Tem gente que gosta de Carnaval. Gosta muito. É capaz de passar o ano ensaiando numa Escola de Samba para desfilar no sambódromo às cinco da madrugada, carregando um costeiro de 20 quilos com uma espécie plástica de árvore amazônica pendurada nele.
Já outros, aproveitam os feriados para enfrentar um trânsito de nove horas e chegar no que se pode chamar de paraíso do inferno — uma faixa de areia suja, ocupada por uma população bebélica, desfilando seus excessos adiposos em exíguos maiôs.
Para esses dois tipos, desejamos ótimo Carnaval.
Mas e para nós, preguiçosos convictos, incapazes de mostrar qualquer reação positiva ao som de uma batucada… o que nos resta?
Resta muito. Contanto que não dê trabalho, não exija esforço nem físico nem mental, o universo carnavalesco é pleno de opções.
Não, não estou falando em ir a um show de jazz, participar de um bloco de rua, ir ao estádio ver um jogo de tênis, pegar uma piscina ou ficar transando com a namorada. São atividades que dão trabalho. Reservadas a pessoas que não sabem usufruir o doce prazer da preguiça em seu estado mais puro.
Preguiçosos carnavalescos, uni-vos!
Em primeiro lugar, lembre-se que a expressão máxima da preguiça é o sono. Então, por que não fazer como os gatos? Durma 17 horas por dia em cada um dos dias do Carnaval. Assim: janelas fechadas, televisão fora da tomada, computador coberto por uma toalha.

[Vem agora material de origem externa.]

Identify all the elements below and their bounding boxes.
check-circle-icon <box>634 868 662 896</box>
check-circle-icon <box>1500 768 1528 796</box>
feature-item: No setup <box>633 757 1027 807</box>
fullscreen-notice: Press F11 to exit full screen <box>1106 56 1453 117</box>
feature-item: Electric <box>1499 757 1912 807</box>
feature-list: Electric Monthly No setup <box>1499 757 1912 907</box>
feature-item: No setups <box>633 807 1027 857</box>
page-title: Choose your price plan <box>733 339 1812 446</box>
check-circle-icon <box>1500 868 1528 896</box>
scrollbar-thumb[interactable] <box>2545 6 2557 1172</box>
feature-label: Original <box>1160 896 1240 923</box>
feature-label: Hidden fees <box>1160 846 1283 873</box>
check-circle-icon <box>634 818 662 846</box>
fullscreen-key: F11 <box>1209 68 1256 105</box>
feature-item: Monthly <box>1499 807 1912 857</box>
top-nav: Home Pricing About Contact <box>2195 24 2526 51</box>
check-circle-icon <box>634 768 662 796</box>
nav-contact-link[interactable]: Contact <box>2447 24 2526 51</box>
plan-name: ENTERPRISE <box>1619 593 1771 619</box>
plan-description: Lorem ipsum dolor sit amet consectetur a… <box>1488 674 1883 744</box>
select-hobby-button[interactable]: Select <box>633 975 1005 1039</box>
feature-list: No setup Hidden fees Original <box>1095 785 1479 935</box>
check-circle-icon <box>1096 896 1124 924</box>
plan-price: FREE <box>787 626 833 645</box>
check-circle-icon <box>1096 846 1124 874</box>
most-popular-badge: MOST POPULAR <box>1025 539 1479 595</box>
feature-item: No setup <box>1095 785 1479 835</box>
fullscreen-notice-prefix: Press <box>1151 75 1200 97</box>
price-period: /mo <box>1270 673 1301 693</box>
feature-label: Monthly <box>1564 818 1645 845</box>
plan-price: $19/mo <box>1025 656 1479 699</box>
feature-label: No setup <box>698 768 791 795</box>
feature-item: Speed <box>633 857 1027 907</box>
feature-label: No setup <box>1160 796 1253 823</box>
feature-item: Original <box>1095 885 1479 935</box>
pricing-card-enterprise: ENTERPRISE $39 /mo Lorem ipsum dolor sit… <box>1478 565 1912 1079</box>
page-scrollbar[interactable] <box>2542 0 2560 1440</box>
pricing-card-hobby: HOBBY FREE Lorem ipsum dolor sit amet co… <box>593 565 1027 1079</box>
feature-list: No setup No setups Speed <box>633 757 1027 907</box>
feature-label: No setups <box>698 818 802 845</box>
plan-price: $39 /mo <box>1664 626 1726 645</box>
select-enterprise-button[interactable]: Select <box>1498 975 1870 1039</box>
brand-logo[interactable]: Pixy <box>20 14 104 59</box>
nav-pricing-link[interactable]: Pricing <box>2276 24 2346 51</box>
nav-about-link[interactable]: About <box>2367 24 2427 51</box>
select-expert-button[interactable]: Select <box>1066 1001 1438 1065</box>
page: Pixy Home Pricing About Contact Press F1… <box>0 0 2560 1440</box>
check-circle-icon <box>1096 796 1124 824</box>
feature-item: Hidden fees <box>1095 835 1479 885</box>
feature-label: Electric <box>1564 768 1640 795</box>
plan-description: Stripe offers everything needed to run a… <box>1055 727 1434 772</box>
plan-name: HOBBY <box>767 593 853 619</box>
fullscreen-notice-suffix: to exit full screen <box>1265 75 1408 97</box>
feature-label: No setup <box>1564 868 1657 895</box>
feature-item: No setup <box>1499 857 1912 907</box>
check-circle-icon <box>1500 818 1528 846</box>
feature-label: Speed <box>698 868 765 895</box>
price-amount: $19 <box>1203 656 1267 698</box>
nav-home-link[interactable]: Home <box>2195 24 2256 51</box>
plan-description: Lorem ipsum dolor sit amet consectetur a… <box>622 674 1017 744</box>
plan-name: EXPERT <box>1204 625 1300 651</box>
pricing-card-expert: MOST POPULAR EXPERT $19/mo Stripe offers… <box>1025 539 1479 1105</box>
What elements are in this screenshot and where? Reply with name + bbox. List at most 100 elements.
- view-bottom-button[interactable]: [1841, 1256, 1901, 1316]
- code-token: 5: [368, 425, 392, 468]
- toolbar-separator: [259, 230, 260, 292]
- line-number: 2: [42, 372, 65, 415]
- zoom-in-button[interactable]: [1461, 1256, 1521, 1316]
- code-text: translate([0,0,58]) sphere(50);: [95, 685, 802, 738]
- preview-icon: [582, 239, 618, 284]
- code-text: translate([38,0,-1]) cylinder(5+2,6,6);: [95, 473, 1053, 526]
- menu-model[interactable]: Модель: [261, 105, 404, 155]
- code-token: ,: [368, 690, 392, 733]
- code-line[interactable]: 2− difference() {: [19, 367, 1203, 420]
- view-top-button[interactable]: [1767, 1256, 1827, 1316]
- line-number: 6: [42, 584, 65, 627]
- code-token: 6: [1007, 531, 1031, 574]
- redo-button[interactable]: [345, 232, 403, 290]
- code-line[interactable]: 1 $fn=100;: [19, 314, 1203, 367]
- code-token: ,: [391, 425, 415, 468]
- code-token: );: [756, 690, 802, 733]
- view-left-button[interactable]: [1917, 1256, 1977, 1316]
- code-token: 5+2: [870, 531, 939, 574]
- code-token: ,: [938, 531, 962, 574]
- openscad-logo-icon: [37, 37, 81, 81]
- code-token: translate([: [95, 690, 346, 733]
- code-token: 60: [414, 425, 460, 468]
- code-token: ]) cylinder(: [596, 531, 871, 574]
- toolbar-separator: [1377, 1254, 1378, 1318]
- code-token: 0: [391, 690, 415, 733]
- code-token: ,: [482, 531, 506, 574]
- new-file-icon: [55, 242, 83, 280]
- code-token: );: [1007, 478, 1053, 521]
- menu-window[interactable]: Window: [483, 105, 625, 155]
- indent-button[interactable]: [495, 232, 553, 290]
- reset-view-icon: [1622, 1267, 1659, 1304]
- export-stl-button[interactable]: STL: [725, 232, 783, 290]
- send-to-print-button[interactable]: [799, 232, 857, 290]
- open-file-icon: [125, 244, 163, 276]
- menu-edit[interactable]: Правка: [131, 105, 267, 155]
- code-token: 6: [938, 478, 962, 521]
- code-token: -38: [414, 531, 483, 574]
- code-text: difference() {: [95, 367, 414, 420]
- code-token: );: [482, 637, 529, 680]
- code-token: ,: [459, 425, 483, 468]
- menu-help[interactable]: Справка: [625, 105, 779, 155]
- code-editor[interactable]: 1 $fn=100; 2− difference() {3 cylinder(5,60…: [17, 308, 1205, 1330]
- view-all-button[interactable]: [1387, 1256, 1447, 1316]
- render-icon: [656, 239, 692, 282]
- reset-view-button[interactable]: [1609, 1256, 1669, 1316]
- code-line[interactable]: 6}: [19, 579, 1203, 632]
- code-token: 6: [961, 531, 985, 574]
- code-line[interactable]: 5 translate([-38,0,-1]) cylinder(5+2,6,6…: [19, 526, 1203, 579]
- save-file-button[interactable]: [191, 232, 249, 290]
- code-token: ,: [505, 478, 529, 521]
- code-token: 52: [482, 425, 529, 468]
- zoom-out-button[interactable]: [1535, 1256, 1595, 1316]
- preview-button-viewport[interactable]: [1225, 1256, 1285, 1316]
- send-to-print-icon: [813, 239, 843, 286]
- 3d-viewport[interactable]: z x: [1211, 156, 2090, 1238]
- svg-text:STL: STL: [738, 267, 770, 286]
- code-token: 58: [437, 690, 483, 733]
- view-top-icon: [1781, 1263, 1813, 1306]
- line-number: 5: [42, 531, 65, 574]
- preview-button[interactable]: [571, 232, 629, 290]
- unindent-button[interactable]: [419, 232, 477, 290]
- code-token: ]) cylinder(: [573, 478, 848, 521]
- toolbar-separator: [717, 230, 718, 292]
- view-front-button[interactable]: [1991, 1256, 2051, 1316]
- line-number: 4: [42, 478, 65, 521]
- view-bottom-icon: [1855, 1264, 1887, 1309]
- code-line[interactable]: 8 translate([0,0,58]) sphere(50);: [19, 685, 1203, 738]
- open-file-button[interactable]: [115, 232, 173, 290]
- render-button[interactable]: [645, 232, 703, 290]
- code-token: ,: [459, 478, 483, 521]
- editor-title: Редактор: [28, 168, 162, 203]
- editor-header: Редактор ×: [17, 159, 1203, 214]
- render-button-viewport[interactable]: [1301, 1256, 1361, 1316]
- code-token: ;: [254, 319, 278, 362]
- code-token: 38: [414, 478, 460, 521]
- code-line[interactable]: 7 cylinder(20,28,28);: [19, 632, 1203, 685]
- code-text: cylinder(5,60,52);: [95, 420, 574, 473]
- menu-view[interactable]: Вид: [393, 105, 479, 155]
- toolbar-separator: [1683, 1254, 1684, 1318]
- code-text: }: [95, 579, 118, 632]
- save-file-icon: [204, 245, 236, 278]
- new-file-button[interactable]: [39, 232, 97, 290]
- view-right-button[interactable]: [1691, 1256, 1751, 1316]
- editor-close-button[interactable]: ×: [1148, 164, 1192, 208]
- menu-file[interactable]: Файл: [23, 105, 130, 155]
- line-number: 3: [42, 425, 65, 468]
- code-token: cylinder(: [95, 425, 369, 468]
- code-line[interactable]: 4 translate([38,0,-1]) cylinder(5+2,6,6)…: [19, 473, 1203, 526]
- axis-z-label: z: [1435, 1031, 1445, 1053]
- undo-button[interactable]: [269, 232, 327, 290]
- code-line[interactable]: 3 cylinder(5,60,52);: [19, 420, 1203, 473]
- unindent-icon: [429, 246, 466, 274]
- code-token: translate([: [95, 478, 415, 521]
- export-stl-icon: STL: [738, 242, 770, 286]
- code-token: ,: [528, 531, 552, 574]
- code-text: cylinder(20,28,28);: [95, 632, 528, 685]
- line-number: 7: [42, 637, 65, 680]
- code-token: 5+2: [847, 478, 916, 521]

Acordou e está aborrecido? Tente um cinema. Nem precisa escolher o filme — o importante é um bom ar condicionado e uma poltrona confortável e espaçosa. Quem sabe você não tira uma soneca?
Evite sair de casa. A dica é ir às compras na véspera e fazer um estoque de rato. E não esqueça o papel higiênico. Comidas práticas, congeladas ou cruas. Nada de inventar de fazer uma lasanha ou um bacalhau — pratos que atentam contra a moralidade dos preguiçosos.
Se for para encontrar amigos, seja seletivo. Tem gente que pega fogo no carnaval: ainda que não curta um samba, parece tomada pelo espírito inquieto de “fazer coisas”. Visite aqueles que topam tomar uma cerveja de pernas para o ar e, se possível, em silêncio. Falar cansa, ainda mais se for para elaborar algum tipo de raciocínio — como, por exemplo, explicar que você não quer saber de carnaval, escola de samba, mulata e pandeiro.
Recuse incisivamente qualquer convite “bem disposto”. Ir a um parque, por exemplo, é roubada — quando você menos espera, está na pista de corrida tentando bater o seu recorde histórico. Não há nada pior para preguiçosos do Carnaval.
Muito melhor do que isso é tomar um longo banho de banheira, ver um clássico do cinema, desses com quatro horas de duração, ouvir um som em estado de catatonia, comer um pacote de bolachas assistindo “Padrinho Mágicos” na TV, mamar sem culpa uma lata de leite condensado e jogar um game com 68 níveis. E para fechar com chave de ouro, recomendo a leitura de “O Direito à Preguiça”, obra de Paul Lafargue, escrita em 1880 e cujas ideias, infelizmente, não ultrapassaram a teoria.
Eu daria mais algumas sugestões, se não estivesse morrendo de preguiça. Afinal, o Carnaval está aí e o espírito do Momo já está me contagiando.